En attendant, l'hiver approche. Et Médecins du monde distribue tentes et couvertures aux nouveaux arrivants. L'association a également investi dans une « washing car », comme l'appelle Véronique, qui en tient l'entrée : un camping-car qui fait office de douche itinérante. Une vingtaine par jour... pour plus de 2 000 migrants.
Avec un passage en Angleterre rendu plus compliqué par les mesures annoncées par le ministre de l'intérieur, le comptoir du Café de la Tour a du mal à comprendre comment le nombre de migrants pourrait diminuer. « Moins ils peuvent passer, plus ils seront nombreux à rester bloqués à Calais », résume Dominique. Et plus ils prendront de risques pour monter dans les camions, souligne Isabelle Bruand de Médecins du monde. Le préfet, lui, préfère penser que cela dissuadera migrants et passeurs : si le port est hermétique, ils seront moins attirés par Calais, pense-t-il.
L'Angleterre « cachée derrière la mer »
Car, pour la plupart d'entre eux, la France n'est qu'un pays de passage dans leur voyage vers l'eldorado qu'ils pensent trouver de l'autre côté de la Manche. Là-bas, « on aura une maison », rêve Abdallah, qui a fui le Soudan. En France, demander l'asile est « trop long et trop difficile ». Alors, en attendant de passer, il vit sur un tas de matelas coincés contre une salle des fêtes, avec une vingtaine d'autres Soudanais.
La procédure d'asile a malgré tout été facilitée à Calais depuis quelques mois, et l'information commence à circuler. Près de 500 migrants ont pris un premier contact avec les autorités depuis la rentrée, selon la préfecture.
Moussa est l'un d'eux. Calais est peut-être pour lui l'ultime étape d'un long voyage qui a commencé lorsqu'il a quitté le Soudan, il y a six mois, par quinze jours de traversée du désert, avec seulement une tasse d'eau tous les deux jours. Il fallut ensuite endurer deux jours de traversée de la Méditerranée entassés à 90 sur un bateau de fortune pour gagner la Sicile. « C'est difficile », répète-t-il sans cesse. Alors, sans y croire vraiment, il a décidé de tenter sa chance. Il a rendez-vous pour faire sa demande d'asile en France, « dans quatre jours », insiste-t-il, en montrant le chiffre avec ses doigts.
« Les pauvres », répète une vieille dame qui promène son chien non loin du commissariat. Elle ne leur en veut pas, « les pauvres », elle en veut à l'Angleterre « cachée derrière la mer ».
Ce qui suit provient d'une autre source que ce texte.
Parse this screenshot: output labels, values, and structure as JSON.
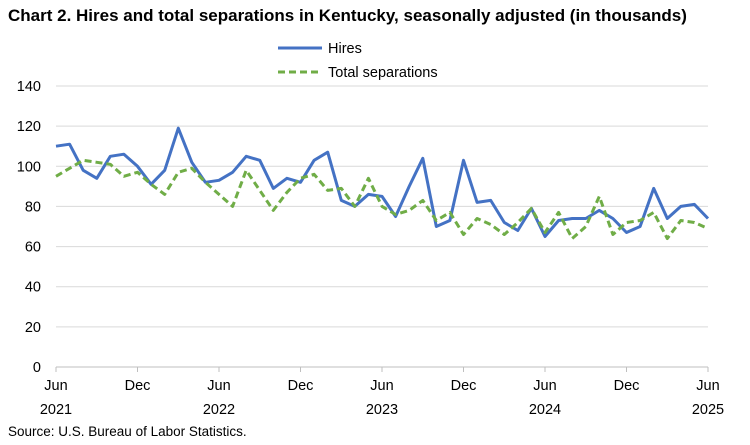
{
  "title": "Chart 2. Hires and total separations in Kentucky, seasonally adjusted (in thousands)",
  "source": "Source: U.S. Bureau of Labor Statistics.",
  "chart_data": {
    "type": "line",
    "title": "Chart 2. Hires and total separations in Kentucky, seasonally adjusted (in thousands)",
    "xlabel": "",
    "ylabel": "",
    "ylim": [
      0,
      140
    ],
    "yticks": [
      0,
      20,
      40,
      60,
      80,
      100,
      120,
      140
    ],
    "grid": true,
    "legend_position": "top-center",
    "x": [
      "2021-06",
      "2021-07",
      "2021-08",
      "2021-09",
      "2021-10",
      "2021-11",
      "2021-12",
      "2022-01",
      "2022-02",
      "2022-03",
      "2022-04",
      "2022-05",
      "2022-06",
      "2022-07",
      "2022-08",
      "2022-09",
      "2022-10",
      "2022-11",
      "2022-12",
      "2023-01",
      "2023-02",
      "2023-03",
      "2023-04",
      "2023-05",
      "2023-06",
      "2023-07",
      "2023-08",
      "2023-09",
      "2023-10",
      "2023-11",
      "2023-12",
      "2024-01",
      "2024-02",
      "2024-03",
      "2024-04",
      "2024-05",
      "2024-06",
      "2024-07",
      "2024-08",
      "2024-09",
      "2024-10",
      "2024-11",
      "2024-12",
      "2025-01",
      "2025-02",
      "2025-03",
      "2025-04",
      "2025-05",
      "2025-06"
    ],
    "xtick_labels": [
      {
        "month": "Jun",
        "year": "2021"
      },
      {
        "month": "Dec",
        "year": ""
      },
      {
        "month": "Jun",
        "year": "2022"
      },
      {
        "month": "Dec",
        "year": ""
      },
      {
        "month": "Jun",
        "year": "2023"
      },
      {
        "month": "Dec",
        "year": ""
      },
      {
        "month": "Jun",
        "year": "2024"
      },
      {
        "month": "Dec",
        "year": ""
      },
      {
        "month": "Jun",
        "year": "2025"
      }
    ],
    "series": [
      {
        "name": "Hires",
        "color": "#4472C4",
        "style": "solid",
        "values": [
          110,
          111,
          98,
          94,
          105,
          106,
          100,
          91,
          98,
          119,
          102,
          92,
          93,
          97,
          105,
          103,
          89,
          94,
          92,
          103,
          107,
          83,
          80,
          86,
          85,
          75,
          90,
          104,
          70,
          73,
          103,
          82,
          83,
          72,
          68,
          79,
          65,
          73,
          74,
          74,
          78,
          74,
          67,
          70,
          89,
          74,
          80,
          81,
          74
        ]
      },
      {
        "name": "Total separations",
        "color": "#70AD47",
        "style": "dashed",
        "values": [
          95,
          99,
          103,
          102,
          101,
          95,
          97,
          91,
          86,
          97,
          99,
          92,
          86,
          80,
          98,
          88,
          78,
          87,
          94,
          96,
          88,
          89,
          80,
          94,
          80,
          76,
          78,
          83,
          73,
          77,
          66,
          74,
          71,
          66,
          72,
          79,
          67,
          77,
          64,
          70,
          85,
          66,
          72,
          73,
          77,
          64,
          73,
          72,
          69
        ]
      }
    ]
  }
}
En septembre, le Royaume-Uni a finalement reconnu être « responsable avec la France » de la gestion de la pression migratoire à Calais. L'accord signé entre les deux pays prévoit ainsi une contribution britannique à hauteur de 15 millions d'euros sur trois ans pour renforcer la sécurité du port, ainsi qu'une coopération policière renforcée sur le démantèlement des filières de passeurs.
Mais douze ans après la fermeture du centre de Sangatte, neuf ans après l'accord du Touquet permettant aux Britanniques de pratiquer des contrôles à Calais, Bruno, qui travaille au port, ne croit plus aux solutions annoncées. « Faudra pas s'étonner aux prochaines élections », menace-t-il. Le Front national prépare déjà le terrain : sa présidente Marine Le Pen rend visite aux Calaisiens, vendredi matin.